Morrissey: in vendita una t-shirt ufficiale polemica con la polizia

Morrissey: in vendita una t-shirt ufficiale polemica con la polizia

Ha scelto - come del resto era prevedibile, conoscendolo - la carta della provocazione, Morrissey, per introdurre il pubblico alla sua nuova prova in studio sulla lunga distanza, "Low in high school", atteso nei negozi il prossimo 17 novembre: dopo la copertina dell'album, violentemente critica nei confronti della monarchia britannica e per questo posta sotto embargo da uno dei maggiori distributori britannici, l'ex leader degli Smiths è tornato a far discutere con un articolo di merchandise messo in vendita nelle ultime ore sul suo negozio online ufficiale.

L'articolo "incriminato" è una t-shirt recante, oltre al nome dell'artista, un'immagine - "pixelata" in modo da rendere irriconoscibili i soggetti ritratti nella stessa - di un agente di polizia che percuote quello che si suppone essere un fermato. La fotografia è corredata dalla didascalia "Chi ci proteggerà dalla polizia?" - titolo, nell'originale inglese, di uno dei brani del nuovo disco.

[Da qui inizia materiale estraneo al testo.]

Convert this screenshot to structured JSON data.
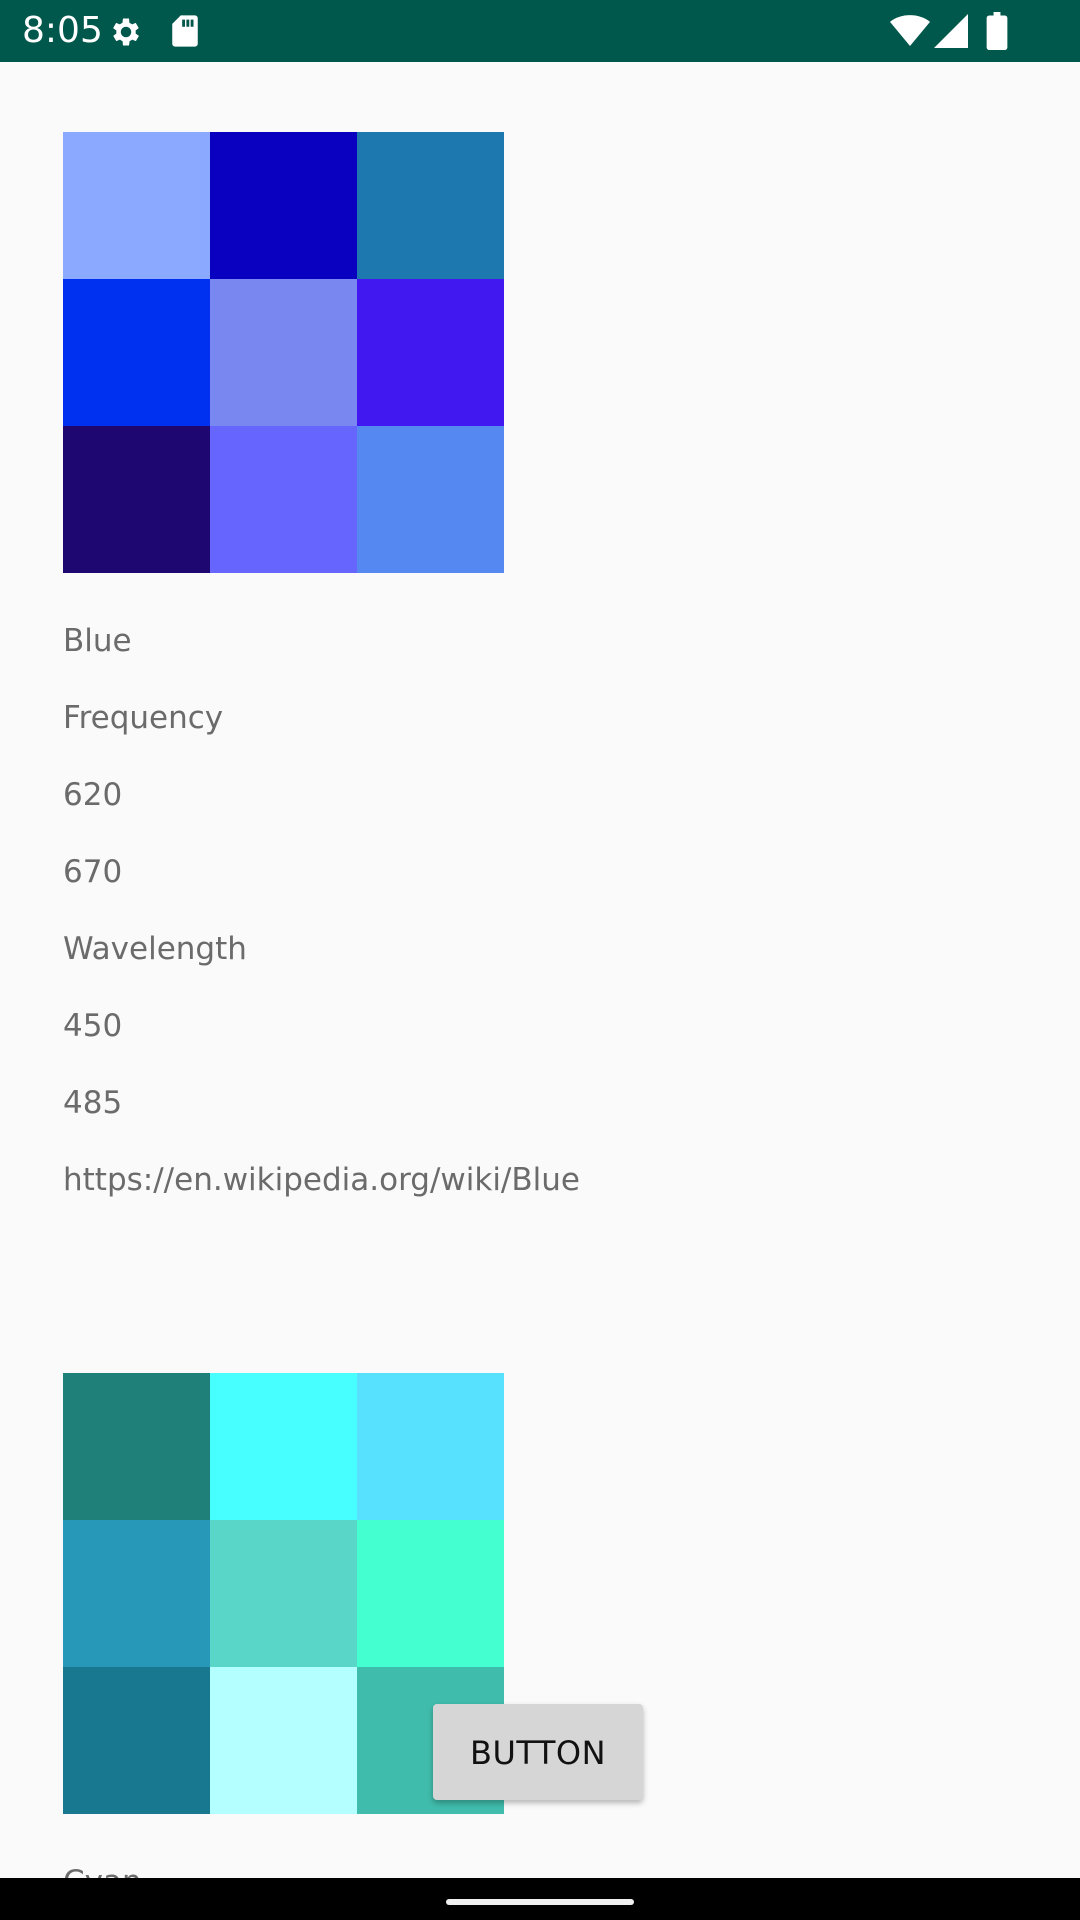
{
  "status_bar": {
    "time": "8:05",
    "icons": [
      "gear-icon",
      "sd-card-icon",
      "wifi-icon",
      "cellular-signal-icon",
      "battery-icon"
    ],
    "background": "#00574b"
  },
  "colors": [
    {
      "name": "Blue",
      "swatches": [
        "#8aa9ff",
        "#0a00c0",
        "#1e78b0",
        "#0030f0",
        "#7888f0",
        "#4218f0",
        "#1e0770",
        "#6666ff",
        "#5588f0"
      ],
      "frequency_label": "Frequency",
      "frequency_min": "620",
      "frequency_max": "670",
      "wavelength_label": "Wavelength",
      "wavelength_min": "450",
      "wavelength_max": "485",
      "link": "https://en.wikipedia.org/wiki/Blue"
    },
    {
      "name": "Cyan",
      "swatches": [
        "#1e8078",
        "#48ffff",
        "#58e0ff",
        "#2898b8",
        "#5ad6c8",
        "#44ffd0",
        "#177890",
        "#b4ffff",
        "#40bcac"
      ]
    }
  ],
  "button": {
    "label": "BUTTON"
  },
  "nav_bar": {
    "handle": "home-handle"
  }
}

Il pubblico italiano non potrà non collegare questa boutade a quanto successo lo scorso luglio, quando Morrissey riferì di essere stato "terrorizzato" da un agente di polizia mentre si trovava a Roma. Il cantante spiegò - per bocca del cugino Sam Esty Rayner - di essere stato aggredito senza alcun motivo apparente da un rappresentate delle forze dell'ordine, che avrebbe addirittura minacciato di ucciderlo. Differente, ovviamente, fu la versione fornita dalla Questura capitolina, secondo la quale l'artista, a bordo di una vettura che procedeva contromano, e a forte volecità, in una via del centro storico, si sarebbe rifiutato per quattro volte di esibire i documenti agli agenti intervenuti per identificarlo. Pur ammettendo di aver alzato la voce coi pubblici ufficiali, Morrissey tenne il punto, dichiarando: "L'Italia è al livello della Siria in termini di stabilità morale. Con psicopatici armati liberi per le strade di Roma, i migranti si butteranno presto verso i confini italiani per tornare in Libia".